Now to explain osmosis:

When you put an animal or plant cell into a liquid containing water one of three things will happen.

67108608. If the medium surrounding the cell has a higher water concentration than the cell (a very dilute solution) the cell will gain water by osmosis.
          
          Water molecules are free to pass across the cell membrane in both directions, but more water will come into the cell than will leave. The net (overall) result is that water enters the cell. The cell is likely to swell up.
67108609. If the medium is exactly the same water concentration as the cell there will be no net movement of water across the cell membrane.
          
          Water crosses the cell membrane in both directions, but the amount going in is the same as the amount going out, so there is no overall movement of water. The cell will stay the same size.
67108610. If the medium has a lower concentration of water than the cell (a very concentrated solution) the cell will lose water by osmosis.
          
          Again, water crosses the cell membrane in both directions, but this time more water leaves the cell than enters it. Therefore the cell will shrink.

The Consequences of Osmosis

Firstly what happens to plant cells:

Plant cells always have a strong cell wall surrounding them. When the take up water by osmosis they start to swell, but the cell wall prevents them from bursting. Plant cells become "turgid" when they are put in dilute solutions. Turgid means swollen and hard. The pressure inside the cell rises, eventually the internal pressure of the cell is so high that no more water can enter the cell. This liquid or hydrostatic pressure works against osmosis. Turgidity is very important to plants because this is what make the green parts of the plant "stand up" into the sunlight.
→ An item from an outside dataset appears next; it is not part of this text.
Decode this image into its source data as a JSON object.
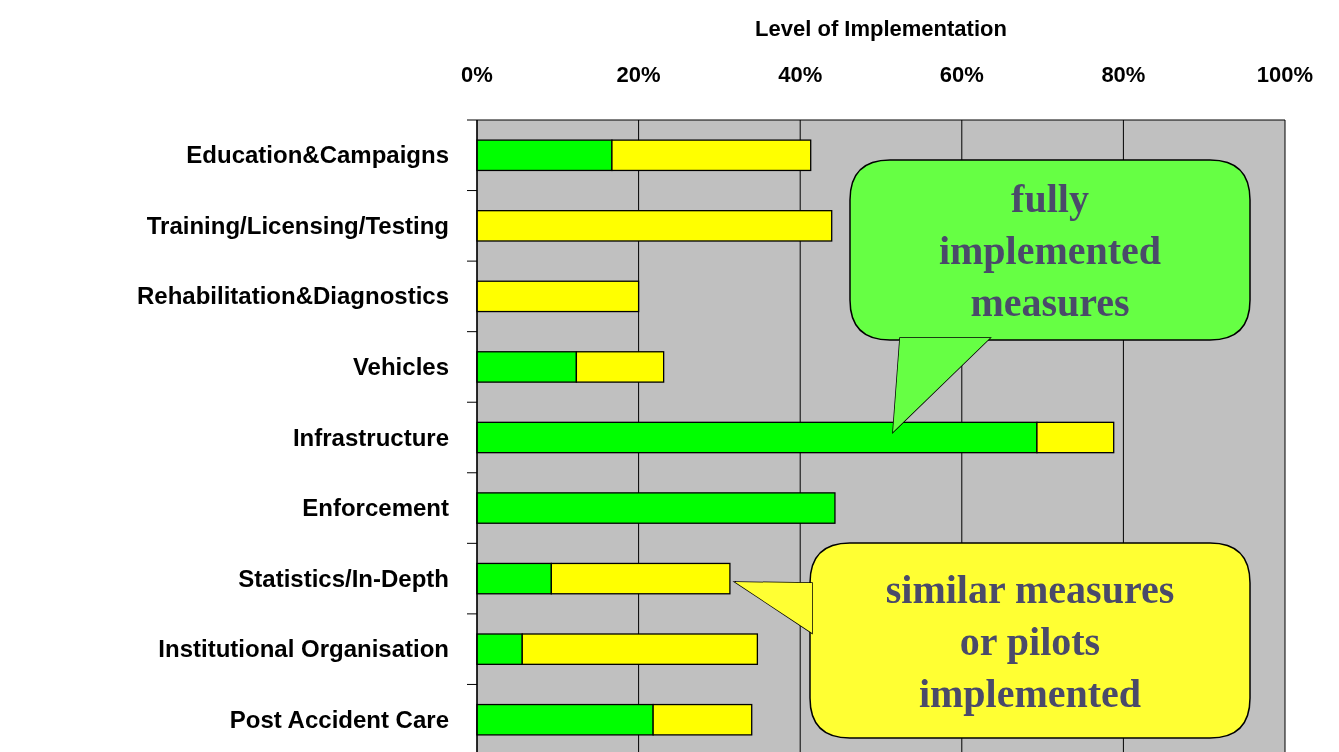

When plant cells are placed in concentrated sugar solutions they lose water by osmosis and they become "flaccid"; this is the exact opposite of "turgid". If you put plant cells into concentrated sugar solutions and look at them under a microscope you would see that the contents of the cells have shrunk and pulled away from the cell wall: they are said to be plasmolysed.

When plant cells are placed in a solution which has exactly the same osmotic strength as the cells they are in a state between turgidity and flaccidity. We call this incipient plasmolysis. "Incipient" means "about to be". When I forget to water the potted plants in my study you will see their leaves droop. Although their cells are not plasmolsysed, they are not turgid and so they do not hold the leaves up into the sunlight.

And now for the animal cells:

When animal cells are placed in sugar solutions things may be rather different because animal cells do not have cell walls. In very dilute solutions, animal cells swell up and burst: they do not become turgid because there is no cell wall to support the cell membrane. In concentrated solutions, water is sucked out of the cell by osmosis and the cell shrinks. In either case there is a problem. So animal cells must always be bathed in a solution having the same osmotic strength as their cytoplasm. This is one of the reasons why we have kidneys. The exact amount of water and salt removed from our blood by our kidneys is under the control of a part of the brain called the hypothalamus. The process of regulating the amounts of water and mineral salts in the blood is called osmoregulation. My insulin page will tell you more about other homeostatic mechanisms.

Animals which live on dry land must conserve water; so must animals which live in the sea (the sea is very salty!), but animals which live in freshwater have the opposite problem; they must get rid of excess water as fast as it gets into their bodies by osmosis.